Helgerson’s report named individual managers who it said bore the greatest responsibility for failing to ensure that vital information was passed to the FBI. The report, never released in full, also recommended that some of the managers be reviewed for possible disciplinary action.
Jennifer Matthews was on that list.
The report ignited a furor at CIA headquarters as top agency officials pushed back sharply against Helgerson’s call for individual accountability. It was unfair, Helgerson’s critics argued, to tarnish a few managers for what had been a collective failure. The agency’s director at the time, Porter Goss, decided the matter by formally rejecting disciplinary reviews. He then ordered that Helgerson’s list of names remain classified.

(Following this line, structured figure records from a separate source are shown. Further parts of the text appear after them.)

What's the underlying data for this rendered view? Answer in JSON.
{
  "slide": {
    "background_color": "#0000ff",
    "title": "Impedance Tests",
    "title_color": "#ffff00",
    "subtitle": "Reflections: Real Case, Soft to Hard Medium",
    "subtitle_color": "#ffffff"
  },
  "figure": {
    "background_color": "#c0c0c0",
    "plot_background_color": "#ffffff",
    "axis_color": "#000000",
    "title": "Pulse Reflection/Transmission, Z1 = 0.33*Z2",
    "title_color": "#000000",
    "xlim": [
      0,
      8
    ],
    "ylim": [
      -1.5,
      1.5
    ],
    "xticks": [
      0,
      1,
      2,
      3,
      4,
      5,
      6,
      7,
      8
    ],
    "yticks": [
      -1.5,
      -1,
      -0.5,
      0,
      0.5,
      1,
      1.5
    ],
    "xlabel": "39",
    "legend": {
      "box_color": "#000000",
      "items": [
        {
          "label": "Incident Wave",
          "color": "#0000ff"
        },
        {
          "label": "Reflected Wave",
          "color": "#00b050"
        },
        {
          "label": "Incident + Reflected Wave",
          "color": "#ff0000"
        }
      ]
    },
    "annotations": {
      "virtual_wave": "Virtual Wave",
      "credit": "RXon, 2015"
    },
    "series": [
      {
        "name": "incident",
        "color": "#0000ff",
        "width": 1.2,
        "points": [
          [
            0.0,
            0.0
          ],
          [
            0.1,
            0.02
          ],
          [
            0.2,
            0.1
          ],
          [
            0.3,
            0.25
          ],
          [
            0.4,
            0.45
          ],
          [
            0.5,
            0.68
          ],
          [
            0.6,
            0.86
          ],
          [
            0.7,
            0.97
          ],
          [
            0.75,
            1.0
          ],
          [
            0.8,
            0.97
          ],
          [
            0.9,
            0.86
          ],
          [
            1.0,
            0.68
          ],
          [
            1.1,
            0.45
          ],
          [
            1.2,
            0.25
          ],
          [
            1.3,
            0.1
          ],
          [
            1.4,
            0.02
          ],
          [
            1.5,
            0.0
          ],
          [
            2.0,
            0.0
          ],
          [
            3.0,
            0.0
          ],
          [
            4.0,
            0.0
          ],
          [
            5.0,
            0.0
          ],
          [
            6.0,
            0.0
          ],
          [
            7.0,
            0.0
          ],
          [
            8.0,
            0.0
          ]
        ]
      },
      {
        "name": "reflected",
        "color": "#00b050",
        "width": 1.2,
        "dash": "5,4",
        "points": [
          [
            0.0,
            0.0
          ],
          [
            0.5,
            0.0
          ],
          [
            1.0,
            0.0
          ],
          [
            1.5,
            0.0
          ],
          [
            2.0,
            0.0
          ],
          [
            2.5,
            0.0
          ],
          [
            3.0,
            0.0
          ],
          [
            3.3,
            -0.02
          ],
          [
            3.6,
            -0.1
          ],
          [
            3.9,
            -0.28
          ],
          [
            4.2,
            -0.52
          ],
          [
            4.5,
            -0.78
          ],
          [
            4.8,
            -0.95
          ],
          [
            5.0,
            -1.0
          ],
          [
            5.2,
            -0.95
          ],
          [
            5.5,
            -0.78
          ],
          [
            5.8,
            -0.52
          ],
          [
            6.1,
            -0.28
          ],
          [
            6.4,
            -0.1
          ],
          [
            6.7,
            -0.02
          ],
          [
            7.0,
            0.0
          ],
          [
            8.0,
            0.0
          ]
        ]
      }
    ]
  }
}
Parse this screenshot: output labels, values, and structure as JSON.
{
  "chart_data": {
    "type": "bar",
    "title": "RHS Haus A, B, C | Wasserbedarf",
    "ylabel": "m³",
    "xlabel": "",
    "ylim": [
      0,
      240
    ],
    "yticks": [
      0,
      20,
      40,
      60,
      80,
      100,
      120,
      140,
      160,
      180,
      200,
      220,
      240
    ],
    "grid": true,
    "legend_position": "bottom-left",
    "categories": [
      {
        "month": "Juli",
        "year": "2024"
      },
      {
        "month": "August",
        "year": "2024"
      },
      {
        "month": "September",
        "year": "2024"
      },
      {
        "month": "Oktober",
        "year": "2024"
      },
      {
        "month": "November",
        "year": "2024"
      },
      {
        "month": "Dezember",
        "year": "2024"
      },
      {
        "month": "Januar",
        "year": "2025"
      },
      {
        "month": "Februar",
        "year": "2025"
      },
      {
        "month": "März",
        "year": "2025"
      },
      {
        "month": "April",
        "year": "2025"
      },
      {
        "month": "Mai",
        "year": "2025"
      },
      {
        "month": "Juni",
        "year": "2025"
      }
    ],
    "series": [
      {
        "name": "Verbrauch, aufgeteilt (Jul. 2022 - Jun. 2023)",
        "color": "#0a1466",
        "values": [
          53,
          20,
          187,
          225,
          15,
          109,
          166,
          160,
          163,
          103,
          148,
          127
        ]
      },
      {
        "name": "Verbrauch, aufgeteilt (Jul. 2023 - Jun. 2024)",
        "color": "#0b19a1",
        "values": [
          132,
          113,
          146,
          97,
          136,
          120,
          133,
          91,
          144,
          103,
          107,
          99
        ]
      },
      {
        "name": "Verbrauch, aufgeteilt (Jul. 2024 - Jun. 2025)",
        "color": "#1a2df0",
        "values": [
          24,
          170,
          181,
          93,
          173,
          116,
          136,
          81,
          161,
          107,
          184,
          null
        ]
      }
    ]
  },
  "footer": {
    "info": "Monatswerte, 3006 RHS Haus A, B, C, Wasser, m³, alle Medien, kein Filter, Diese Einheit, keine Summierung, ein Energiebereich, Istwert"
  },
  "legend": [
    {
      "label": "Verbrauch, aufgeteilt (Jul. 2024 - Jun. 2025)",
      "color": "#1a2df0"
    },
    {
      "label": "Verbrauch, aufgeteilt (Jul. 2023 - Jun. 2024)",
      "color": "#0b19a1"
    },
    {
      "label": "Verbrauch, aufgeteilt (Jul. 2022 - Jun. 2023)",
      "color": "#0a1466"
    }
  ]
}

From the reprieved officers came a collective sigh of relief. But Matthews would not be consoled. It galled her that she, one of a handful of dedicated al-Qaeda experts in the CIA before 2001, had been accused of failing to take al-Qaeda seriously. Matthews believed the opposite was true: She had been among the few who had recognized the threat posed by Osama bin Laden in the 1990s. Like others in the agency’s al-Qaeda unit, she faulted the country’s political leaders for missing numerous chances to kill or capture the Saudi terrorist.
It was abhorrent to Matthews that her name would be forever linked to one of the worst intelligence failures in U.S. history. The jagged sliver continued to bore into her psyche years later in London, long after public interest in the agency’s pre–September 11 failures had dried up.
As Matthews sat in her sparsely furnished office overlooking Grosvenor Square, she could see how it would all unfold. A leak that revealed her name as one of the culpable. A media flurry. A ruined career. And, most painful to contemplate, public disgrace.